Sa bonne humeur dans un endroit si misérable et son courage m’indignaient encore plus contre ceux qui nous précipitaient tous dans le malheur ; la consternation m’empêchait de parler.

« Marie-Rose et la grand’mère se portent bien ? me demanda Margrédel.

— Oui, Dieu merci, lui répondis-je ; mais nous sommes toujours inquiets pour Jean. Les Prussiens savent qu’il est parti ; le père Ykel m’a prévenu d’être sur nos gardes, et j’arrive vous avertir.

— Je me moqué pas mal des Prussiens ! dit-elle alors, en levant les épaules d’un air de mépris : Jean a passé la montagne depuis longtemps ; s’ils avaient pu l’arrêter, nous le saurions déjà ; ils n’auraient pas manqué de venir nous le dire, en se frottant les mains ; mais il a passé… c’est un gaillard !… »

Elle riait de sa bouche édentée.

« Ceux qui lui tomberont sous la main ne riront pas… Il est bien sûr avec nos volontaires !… les coups de fusil et de canon roulent là-bas ! »

La pauvre femme voyait tout en beau, comme d’habitude, et je pensais :

« Quelle chance d’avoir un aussi bon caractère, quel bonheur ! »

L’oncle Daniel, lui, se promenait de long en large, en disant :

« C’est parce que Jean est parti que les bandits ont fermé mon école. Ils n’avaient rien à me reprocher ; ils ne m’ont pas donné d’explications ; ils ont fermé, voilà tout, et nous ont accordé juste le temps de porter nos meubles dehors ; ils nous regardaient d’un œil louche, en criant : Schwint !… Schwint[1] !…

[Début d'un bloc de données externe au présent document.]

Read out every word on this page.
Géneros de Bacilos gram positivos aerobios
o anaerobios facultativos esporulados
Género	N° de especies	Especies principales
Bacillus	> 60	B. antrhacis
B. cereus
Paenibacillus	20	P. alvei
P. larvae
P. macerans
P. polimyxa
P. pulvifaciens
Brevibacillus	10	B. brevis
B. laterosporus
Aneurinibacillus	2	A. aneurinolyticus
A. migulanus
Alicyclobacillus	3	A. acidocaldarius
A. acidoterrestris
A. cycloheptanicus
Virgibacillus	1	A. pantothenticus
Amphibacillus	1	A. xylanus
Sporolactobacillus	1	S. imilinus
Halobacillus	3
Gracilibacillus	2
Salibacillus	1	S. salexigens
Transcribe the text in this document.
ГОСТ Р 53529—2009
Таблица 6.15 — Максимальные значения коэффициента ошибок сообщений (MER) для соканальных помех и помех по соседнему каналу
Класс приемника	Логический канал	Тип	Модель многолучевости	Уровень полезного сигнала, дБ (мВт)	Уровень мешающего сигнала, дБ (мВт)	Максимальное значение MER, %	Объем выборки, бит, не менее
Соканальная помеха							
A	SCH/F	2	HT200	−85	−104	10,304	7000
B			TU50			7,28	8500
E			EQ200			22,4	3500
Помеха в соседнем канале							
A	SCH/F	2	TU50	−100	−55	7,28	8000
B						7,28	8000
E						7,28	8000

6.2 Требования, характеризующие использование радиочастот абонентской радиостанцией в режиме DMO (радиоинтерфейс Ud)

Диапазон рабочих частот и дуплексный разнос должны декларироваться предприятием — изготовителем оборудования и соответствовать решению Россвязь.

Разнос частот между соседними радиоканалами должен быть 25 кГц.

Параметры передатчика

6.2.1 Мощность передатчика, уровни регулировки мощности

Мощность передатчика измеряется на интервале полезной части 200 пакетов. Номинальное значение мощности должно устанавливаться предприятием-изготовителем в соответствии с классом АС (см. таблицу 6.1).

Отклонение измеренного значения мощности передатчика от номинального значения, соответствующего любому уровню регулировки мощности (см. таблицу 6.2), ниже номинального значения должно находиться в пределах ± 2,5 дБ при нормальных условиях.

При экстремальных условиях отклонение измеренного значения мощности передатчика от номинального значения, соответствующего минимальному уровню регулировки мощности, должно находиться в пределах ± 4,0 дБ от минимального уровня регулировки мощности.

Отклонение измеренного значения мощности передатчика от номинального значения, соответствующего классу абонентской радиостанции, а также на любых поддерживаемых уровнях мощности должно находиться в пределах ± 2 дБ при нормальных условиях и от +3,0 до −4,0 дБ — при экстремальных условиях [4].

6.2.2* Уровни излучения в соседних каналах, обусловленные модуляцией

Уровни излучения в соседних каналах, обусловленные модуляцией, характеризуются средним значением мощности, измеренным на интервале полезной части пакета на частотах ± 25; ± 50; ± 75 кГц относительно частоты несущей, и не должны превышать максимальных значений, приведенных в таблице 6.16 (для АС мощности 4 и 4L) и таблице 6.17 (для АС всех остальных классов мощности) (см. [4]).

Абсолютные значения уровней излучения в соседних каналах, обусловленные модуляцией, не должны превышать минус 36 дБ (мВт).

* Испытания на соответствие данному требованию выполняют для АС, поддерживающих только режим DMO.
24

— Oui, criait Margrédel, ce sont des sournois, des hypocrites ; ils font leurs mauvais coups sans vous prévenir. Le matin, ils vous sourient, ils s’assoient comme de bons apôtres au coin de votre feu ; ils caressent vos enfants, les larmes aux yeux ; et puis tout d’un coup leur mine change, ils vous empoignent au collet et vous mettent à la porte, sans pitié. Ah ! les bons Allemands, nous connaissons maintenant ces braves gens !… Mais ils ne seront pas toujours si fiers… Attendez… attendez un peu… le ciel est juste !… Les nôtres reviendront… Jean sera là… Vous verrez, père Frédéric !… nous rentrerons à la maison forestière, nous ferons les noces !… Je ne vous dis que cela. Voyez-vous, il faut avoir confiance en Dieu…Maintenant sous souffrons à cause de nos péchés… Mais le bon Dieu remettra tout en ordre, quand nous aurons fini d’expier nos fautes. Ça ne peut pas être autrement… Il se sert des Prussiens pour nous punir. Mais leur tour viendra, nous irons aussi chez eux… Ils verront comme c’est agréable d’être envahis, volés, pillés. Gare !… gare !… À chacun son tour !… »

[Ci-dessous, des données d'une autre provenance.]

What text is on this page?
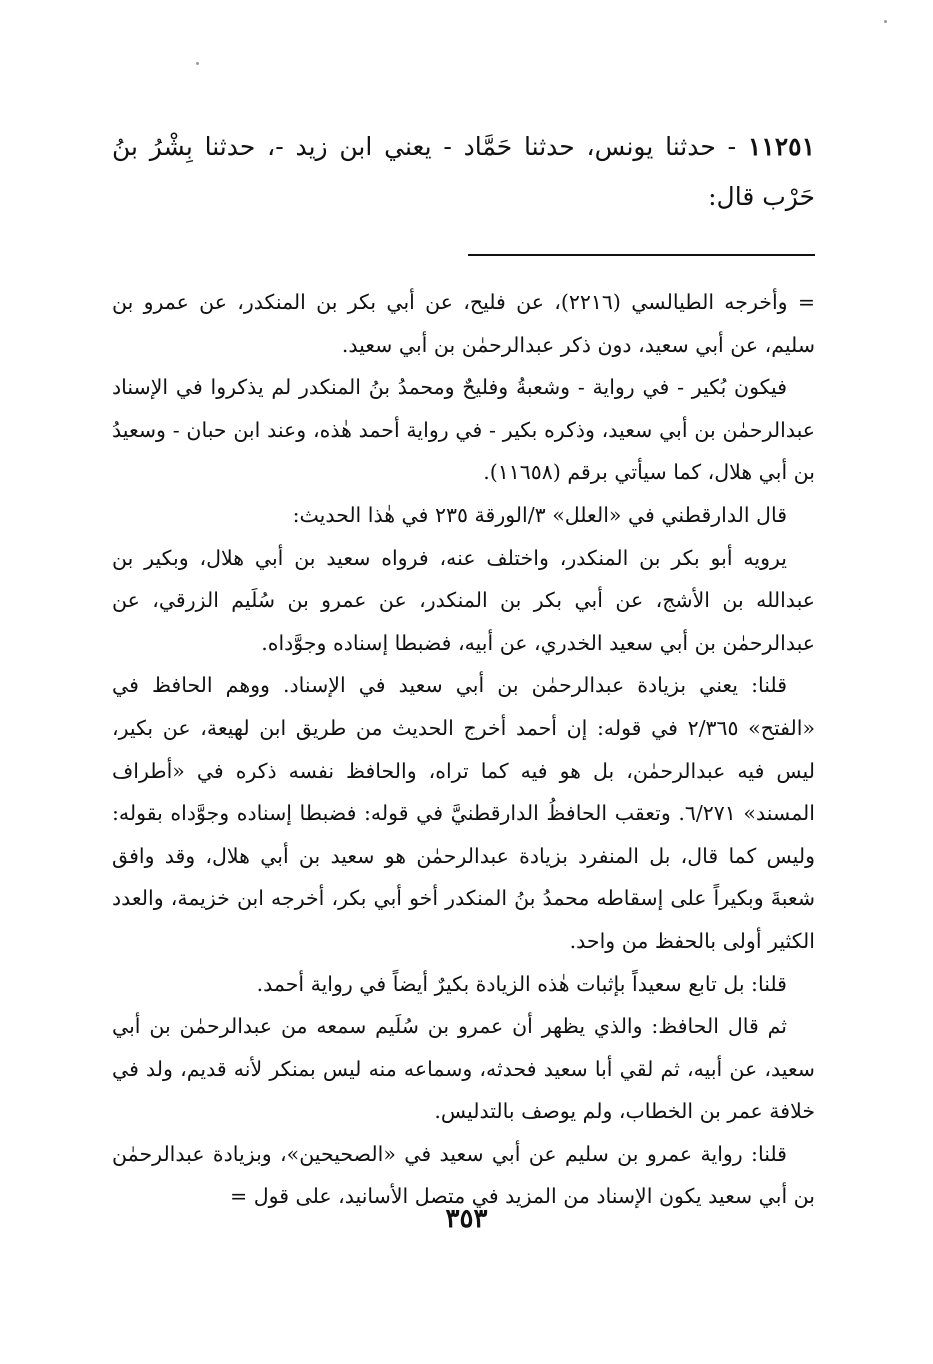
١١٢٥١ - حدثنا يونس، حدثنا حَمَّاد - يعني ابن زيد -، حدثنا بِشْرُ بنُ حَرْب قال:

= وأخرجه الطيالسي (٢٢١٦)، عن فليح، عن أبي بكر بن المنكدر، عن عمرو بن سليم، عن أبي سعيد، دون ذكر عبدالرحمٰن بن أبي سعيد.

فيكون بُكير - في رواية - وشعبةُ وفليحٌ ومحمدُ بنُ المنكدر لم يذكروا في الإسناد عبدالرحمٰن بن أبي سعيد، وذكره بكير - في رواية أحمد هٰذه، وعند ابن حبان - وسعيدُ بن أبي هلال، كما سيأتي برقم (١١٦٥٨).

قال الدارقطني في «العلل» ٣/الورقة ٢٣٥ في هٰذا الحديث:

يرويه أبو بكر بن المنكدر، واختلف عنه، فرواه سعيد بن أبي هلال، وبكير بن عبدالله بن الأشج، عن أبي بكر بن المنكدر، عن عمرو بن سُلَيم الزرقي، عن عبدالرحمٰن بن أبي سعيد الخدري، عن أبيه، فضبطا إسناده وجوَّداه.

قلنا: يعني بزيادة عبدالرحمٰن بن أبي سعيد في الإسناد. ووهم الحافظ في «الفتح» ٢/٣٦٥ في قوله: إن أحمد أخرج الحديث من طريق ابن لهيعة، عن بكير، ليس فيه عبدالرحمٰن، بل هو فيه كما تراه، والحافظ نفسه ذكره في «أطراف المسند» ٦/٢٧١. وتعقب الحافظُ الدارقطنيَّ في قوله: فضبطا إسناده وجوَّداه بقوله: وليس كما قال، بل المنفرد بزيادة عبدالرحمٰن هو سعيد بن أبي هلال، وقد وافق شعبةَ وبكيراً على إسقاطه محمدُ بنُ المنكدر أخو أبي بكر، أخرجه ابن خزيمة، والعدد الكثير أولى بالحفظ من واحد.

قلنا: بل تابع سعيداً بإثبات هٰذه الزيادة بكيرٌ أيضاً في رواية أحمد.

ثم قال الحافظ: والذي يظهر أن عمرو بن سُلَيم سمعه من عبدالرحمٰن بن أبي سعيد، عن أبيه، ثم لقي أبا سعيد فحدثه، وسماعه منه ليس بمنكر لأنه قديم، ولد في خلافة عمر بن الخطاب، ولم يوصف بالتدليس.

قلنا: رواية عمرو بن سليم عن أبي سعيد في «الصحيحين»، وبزيادة عبدالرحمٰن بن أبي سعيد يكون الإسناد من المزيد في متصل الأسانيد، على قول =

٣٥٣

Elle parlait avec tant de confiance, que j’en prenais aussi, je me disais :

« C’est bien possible ce qu’elle raconte là… Oui, la justice arrive tôt ou tard ! À la fin du compte nous pourrions bien reprendre l’Alsace… Tous ces Allemands ne s’aiment pas entre eux… Il ne faudrait qu’une grande bataille gagnée, la débâcle commencerait tout de suite… les Bavarois, les Hessois, les Wurtembergeois, les Saxons, les Hanovriens, chacun tirerait de son côté… cela marcherait tout seul. »

Mais en attendant, nous étions dans une bien triste position.

Margrédel disait qu’ils avaient assez de seigle et de pommes de terre pour aller jusqu’à la fin de la guerre, et qu’avec quelques sous de sel, cela leur suffirait.

Maître Daniel serrait les lèvres et restait pensif.

Enfin, ayant vu l’état des choses à Felsberg, je pris congé de ces vieux amis vers onze heures, en leur souhaitant toutes les bonnes choses du monde.

J’évitai de passer auprès de la maison forestière et je descendis la côte du Graufthâl, par la sapinière des roches, m’appuyant sur mon bâton dans les endroits trop escarpés.

Je me rappelle avoir rencontré aux deux tiers du chemin, le vieux Roupp, un délinquant incorrigible, avec sa petite blouse déteinte, la cravate de coton roulée en corde autour de son cou maigre et la hachette à la main.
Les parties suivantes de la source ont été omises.